Dacian Riders
DACIAN RIDERS
DACIAN RIDERS . The so-called Dacian Riders were associated with a mystery religion of the Getae and the Dacians, peoples of Thracian stock who lived in ancient Dacia (roughly equivalent to modern-day Romania). The cult of the Dacian, or Danubian, Riders began to spread among Roman soldiers soon after 106 ce, when Dacia was conquered by Trajan and made a province of the Roman Empire. Traces of the cult have been found as far away as the Roman provinces of Gaul and Britain.
Numerous reliefs and gems depicting the Dacian Riders are extant. Of the 232 items catalogued by Dumitru Tudor (1969–1976), 60 were found in Dacia, 24 in Moesia Superior, 34 in Moesia Inferior, 47 in Pannonia Inferior, and 25 in Pannonia Superior. Most of the Dacian reliefs are made of marble. They were copied on a large scale in lead, a very expensive material whose use can be explained only by the magical purposes for which the images of the Dacian Riders were intended. Of the 90 lead copies extant, 44 were found in Pannonia Inferior.
The most ancient reliefs show only one horseman, whose iconography was influenced by that of the Thracian Rider. Later monuments show two riders at either side of a goddess whose principal symbolic attribute is a fish. Of the 31 pieces belonging to the one-horseman type, 18 were found in Dacia. The two-horseman type belongs to the later period of this cult, which flourished in the third century ce and declined in the fourth.
Besides the two horsemen and the goddess with a fish, the iconography of the monuments includes prostrated characters, attendants, and various symbols, such as the sun, the moon, stars, and numerous animals (including the ram, dog, lion, eagle, peacock, raven, cock, snake, and sometimes even the bull). Scholarly identifications of the goddess are widely divergent. The two horsemen have been identified with the Dioscuri by some scholars and with the Cabiri brothers by others. The Greek iconography of the Dioscuri has had a particular impact on that of the Dacian Riders, but all these scholarly hypotheses are more or less fanciful.
It is likely that certain beliefs and practices, borrowed especially from Mithraism, were added to a local Dacian cult and that these borrowings changed the cult into a mystery religion. Although the myth of the Danubian Riders remains unknown, it is safe to state that it was based on some Dacian beliefs not shared by the Thracians south of the Danube. The two horsemen and the goddess were probably supposed to establish a link between three cosmic layers (heaven, earth, and underworld), as the partition of the reliefs into three registers seems to suggest.
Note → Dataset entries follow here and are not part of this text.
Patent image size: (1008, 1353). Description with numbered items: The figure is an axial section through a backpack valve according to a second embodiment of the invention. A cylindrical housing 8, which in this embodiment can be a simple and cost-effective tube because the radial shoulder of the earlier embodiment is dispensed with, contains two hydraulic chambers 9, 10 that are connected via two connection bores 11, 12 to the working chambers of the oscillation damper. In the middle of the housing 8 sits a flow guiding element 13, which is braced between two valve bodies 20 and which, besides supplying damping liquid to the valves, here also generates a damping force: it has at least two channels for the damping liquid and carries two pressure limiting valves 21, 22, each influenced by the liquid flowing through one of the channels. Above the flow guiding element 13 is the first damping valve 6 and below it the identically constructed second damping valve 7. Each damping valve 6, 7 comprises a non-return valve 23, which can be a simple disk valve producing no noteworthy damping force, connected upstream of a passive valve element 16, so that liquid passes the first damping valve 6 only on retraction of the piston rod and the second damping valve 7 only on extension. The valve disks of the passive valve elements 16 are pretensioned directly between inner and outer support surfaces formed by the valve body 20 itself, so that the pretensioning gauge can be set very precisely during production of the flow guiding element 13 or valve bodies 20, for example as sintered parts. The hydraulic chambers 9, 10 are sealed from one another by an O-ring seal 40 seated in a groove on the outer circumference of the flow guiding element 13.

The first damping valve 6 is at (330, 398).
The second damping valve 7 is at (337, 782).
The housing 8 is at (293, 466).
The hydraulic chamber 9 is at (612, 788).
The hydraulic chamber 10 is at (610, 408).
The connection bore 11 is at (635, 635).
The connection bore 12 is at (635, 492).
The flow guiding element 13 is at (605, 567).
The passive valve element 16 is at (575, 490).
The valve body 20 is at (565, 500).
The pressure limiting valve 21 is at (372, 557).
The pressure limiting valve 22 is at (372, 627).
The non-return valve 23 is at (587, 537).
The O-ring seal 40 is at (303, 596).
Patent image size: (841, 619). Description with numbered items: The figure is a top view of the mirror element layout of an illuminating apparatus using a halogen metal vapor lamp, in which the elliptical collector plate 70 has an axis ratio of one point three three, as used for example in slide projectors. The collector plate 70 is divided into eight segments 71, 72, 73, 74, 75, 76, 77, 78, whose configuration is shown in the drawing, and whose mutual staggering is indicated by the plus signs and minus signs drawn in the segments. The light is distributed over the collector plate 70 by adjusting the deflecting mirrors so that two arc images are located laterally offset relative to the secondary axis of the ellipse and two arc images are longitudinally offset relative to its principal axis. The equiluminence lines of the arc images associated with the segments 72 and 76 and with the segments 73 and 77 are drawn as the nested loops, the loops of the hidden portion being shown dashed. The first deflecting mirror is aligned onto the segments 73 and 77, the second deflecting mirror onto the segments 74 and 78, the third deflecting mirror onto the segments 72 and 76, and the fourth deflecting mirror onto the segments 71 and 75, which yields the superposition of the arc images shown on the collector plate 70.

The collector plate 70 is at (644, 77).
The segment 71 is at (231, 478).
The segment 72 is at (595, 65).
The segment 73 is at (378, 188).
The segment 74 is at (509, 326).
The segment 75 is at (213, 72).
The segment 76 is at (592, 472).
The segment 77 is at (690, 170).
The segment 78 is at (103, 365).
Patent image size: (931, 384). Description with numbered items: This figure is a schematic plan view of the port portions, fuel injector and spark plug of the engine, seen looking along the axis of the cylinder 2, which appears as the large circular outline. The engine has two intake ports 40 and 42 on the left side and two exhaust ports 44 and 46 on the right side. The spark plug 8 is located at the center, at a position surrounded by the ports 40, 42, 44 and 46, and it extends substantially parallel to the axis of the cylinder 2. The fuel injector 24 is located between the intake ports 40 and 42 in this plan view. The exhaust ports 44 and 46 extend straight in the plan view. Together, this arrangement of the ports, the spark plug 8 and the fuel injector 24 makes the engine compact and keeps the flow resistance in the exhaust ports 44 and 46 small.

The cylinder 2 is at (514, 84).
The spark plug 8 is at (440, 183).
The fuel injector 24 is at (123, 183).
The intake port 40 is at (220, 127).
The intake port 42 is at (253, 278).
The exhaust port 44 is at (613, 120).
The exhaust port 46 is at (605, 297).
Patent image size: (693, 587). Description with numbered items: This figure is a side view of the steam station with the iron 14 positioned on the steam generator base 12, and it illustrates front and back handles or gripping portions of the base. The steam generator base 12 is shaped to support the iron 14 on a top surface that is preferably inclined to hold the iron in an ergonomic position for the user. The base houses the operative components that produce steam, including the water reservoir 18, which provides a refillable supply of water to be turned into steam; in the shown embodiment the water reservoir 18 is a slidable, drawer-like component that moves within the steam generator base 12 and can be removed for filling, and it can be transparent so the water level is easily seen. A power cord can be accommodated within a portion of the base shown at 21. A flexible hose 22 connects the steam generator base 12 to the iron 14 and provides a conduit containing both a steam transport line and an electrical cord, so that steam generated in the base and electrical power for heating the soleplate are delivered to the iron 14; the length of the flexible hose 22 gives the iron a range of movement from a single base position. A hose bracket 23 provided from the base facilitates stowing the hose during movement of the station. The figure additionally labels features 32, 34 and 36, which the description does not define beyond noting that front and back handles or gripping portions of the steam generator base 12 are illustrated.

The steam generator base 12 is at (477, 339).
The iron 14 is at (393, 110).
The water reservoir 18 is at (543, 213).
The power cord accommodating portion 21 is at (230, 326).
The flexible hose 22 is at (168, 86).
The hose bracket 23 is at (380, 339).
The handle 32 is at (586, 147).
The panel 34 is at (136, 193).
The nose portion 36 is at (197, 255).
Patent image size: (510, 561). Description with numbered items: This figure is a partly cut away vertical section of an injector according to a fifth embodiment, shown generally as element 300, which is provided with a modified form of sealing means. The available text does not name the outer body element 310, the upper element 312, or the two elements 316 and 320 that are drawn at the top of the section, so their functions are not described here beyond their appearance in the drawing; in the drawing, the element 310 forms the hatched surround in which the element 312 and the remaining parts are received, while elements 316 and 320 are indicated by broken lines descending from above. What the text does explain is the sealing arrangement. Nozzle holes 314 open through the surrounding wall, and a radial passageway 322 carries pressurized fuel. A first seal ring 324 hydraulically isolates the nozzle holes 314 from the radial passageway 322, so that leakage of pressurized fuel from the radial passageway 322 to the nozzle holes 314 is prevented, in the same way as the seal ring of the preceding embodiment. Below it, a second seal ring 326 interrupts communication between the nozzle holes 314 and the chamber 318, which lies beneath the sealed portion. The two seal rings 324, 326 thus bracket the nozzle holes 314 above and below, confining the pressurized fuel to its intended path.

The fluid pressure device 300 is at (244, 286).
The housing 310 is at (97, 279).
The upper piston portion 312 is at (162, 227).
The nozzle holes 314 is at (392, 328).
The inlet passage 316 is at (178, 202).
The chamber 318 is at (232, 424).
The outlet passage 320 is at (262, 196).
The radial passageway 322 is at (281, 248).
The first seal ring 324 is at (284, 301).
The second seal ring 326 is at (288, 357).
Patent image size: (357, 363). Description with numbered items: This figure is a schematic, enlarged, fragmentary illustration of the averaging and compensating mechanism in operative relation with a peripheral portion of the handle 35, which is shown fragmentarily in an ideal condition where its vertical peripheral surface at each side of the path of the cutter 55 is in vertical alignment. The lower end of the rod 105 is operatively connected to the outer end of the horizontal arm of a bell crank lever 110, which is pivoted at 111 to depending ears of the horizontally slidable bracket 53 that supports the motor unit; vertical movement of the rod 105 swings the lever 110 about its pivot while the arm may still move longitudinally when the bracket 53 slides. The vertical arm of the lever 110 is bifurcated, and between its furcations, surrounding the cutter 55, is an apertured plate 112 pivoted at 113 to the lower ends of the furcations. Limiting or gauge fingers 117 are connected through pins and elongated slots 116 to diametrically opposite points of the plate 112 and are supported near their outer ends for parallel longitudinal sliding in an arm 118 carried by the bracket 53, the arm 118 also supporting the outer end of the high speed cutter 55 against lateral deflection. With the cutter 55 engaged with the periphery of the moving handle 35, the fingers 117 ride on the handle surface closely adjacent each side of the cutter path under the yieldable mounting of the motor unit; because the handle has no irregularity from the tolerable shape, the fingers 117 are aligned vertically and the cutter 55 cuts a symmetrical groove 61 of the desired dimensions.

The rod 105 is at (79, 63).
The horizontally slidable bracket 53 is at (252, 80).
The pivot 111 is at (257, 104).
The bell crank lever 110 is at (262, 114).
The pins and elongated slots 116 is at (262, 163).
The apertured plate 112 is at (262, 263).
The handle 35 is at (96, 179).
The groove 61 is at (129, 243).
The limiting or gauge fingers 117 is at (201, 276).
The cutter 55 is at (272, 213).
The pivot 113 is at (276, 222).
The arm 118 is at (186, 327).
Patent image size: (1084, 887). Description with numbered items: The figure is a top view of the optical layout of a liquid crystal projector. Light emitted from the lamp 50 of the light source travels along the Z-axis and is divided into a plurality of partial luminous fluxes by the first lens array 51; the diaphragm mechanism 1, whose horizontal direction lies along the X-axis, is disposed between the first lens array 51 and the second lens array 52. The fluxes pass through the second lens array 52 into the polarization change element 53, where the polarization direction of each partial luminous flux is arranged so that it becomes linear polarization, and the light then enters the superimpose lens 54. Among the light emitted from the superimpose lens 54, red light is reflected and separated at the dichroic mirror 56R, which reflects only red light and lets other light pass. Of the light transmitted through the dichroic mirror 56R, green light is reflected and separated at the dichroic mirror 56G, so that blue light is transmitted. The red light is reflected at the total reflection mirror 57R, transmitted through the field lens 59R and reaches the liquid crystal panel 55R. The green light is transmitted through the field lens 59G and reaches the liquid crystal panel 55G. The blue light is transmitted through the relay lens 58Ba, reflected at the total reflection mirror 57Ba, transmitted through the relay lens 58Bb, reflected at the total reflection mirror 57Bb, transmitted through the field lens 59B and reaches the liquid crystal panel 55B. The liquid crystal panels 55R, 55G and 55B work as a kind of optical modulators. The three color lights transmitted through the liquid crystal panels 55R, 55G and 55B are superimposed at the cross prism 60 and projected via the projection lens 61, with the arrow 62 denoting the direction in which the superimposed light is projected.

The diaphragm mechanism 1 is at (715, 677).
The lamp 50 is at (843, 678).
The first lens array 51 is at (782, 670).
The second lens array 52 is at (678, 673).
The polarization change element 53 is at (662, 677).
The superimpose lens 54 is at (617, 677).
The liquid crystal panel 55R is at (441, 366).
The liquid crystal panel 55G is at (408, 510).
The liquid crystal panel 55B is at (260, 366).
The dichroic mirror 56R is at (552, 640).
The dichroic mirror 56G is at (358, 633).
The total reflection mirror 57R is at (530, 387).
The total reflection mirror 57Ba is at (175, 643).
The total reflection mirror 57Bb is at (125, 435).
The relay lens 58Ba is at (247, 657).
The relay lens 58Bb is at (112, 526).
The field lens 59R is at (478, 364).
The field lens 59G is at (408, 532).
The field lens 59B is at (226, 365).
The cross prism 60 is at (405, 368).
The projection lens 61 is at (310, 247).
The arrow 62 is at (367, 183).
Only three degrees of initiation were present in the mysteries of the Dacian Riders: Aries ("ram"), Miles ("soldier"), and Leo ("lion"). The first two were placed under the influence of the planet Mars, the last one under the influence of the sun. If we interpret the numerous animals depicted in the reliefs of the Danubian Riders as astrological entities, then we may surmise that the symbolism of this mystery religion was fairly complicated. Inscriptions are unusually scarce in number, short (especially those on gems), and indecipherable. Initiates in the mysteries identified their grade by badges and seals; for example, a gem of unknown provenance bears as its inscription the single word leon. In all probability, sacrifice of a ram played an important part in these mysteries.
See Also
Bibliography
On the Dacian Riders, see the excellent work of Dumitru Tudor, Corpus monumentorum religionis equitum Danuvinorum, 2 vols. (Leiden, 1969–1976). Volume 1, The Monuments, translated by Eve Harris and John R. Harris, is a detailed catalog; volume 2, The Analysis and Interpretation of the Monuments, translated by Christopher Holme, is a thorough survey of scholarly theories concerning the mysteries.
New Sources
Alexandrescu, Petre. "L'oiseau unicorne, Introduction à l'iconologie thrace." Comptes rendues de l'Académie d'Inscriptions et Belles Lettres (1993): 725–745. As well as the Dacian Rider, the god with the unicorn bird was an important presence in the Getan pantheon.
"Heros Equitans." In Lexicon Iconographicum Mythologiae Classicae (LIMC), vol. 6, 1–2. Zürich and Munich, 1992, pp. 1019–1081. Various specialists examine the iconography of the heroic horseman, including full lists of the monuments and the related illustrations. See especially the chapter on "Les Cavaliers Danubiens," pp. 1078–1081, providing a reappraisal of the relevant religious-historical issues.
Sanie, Silvin. "Kulte und Glauben im römischen Süden der Moldau (Ostrumänien)." In Aufstieg und Niedergang der römischen Welt I, vol. II, 18, 2. Berlin and New York, 1989, pp. 1272–1316. See especially pp. 1294–1296, dealing with the Dacian Rider and its mystery cult guaranteeing immortality.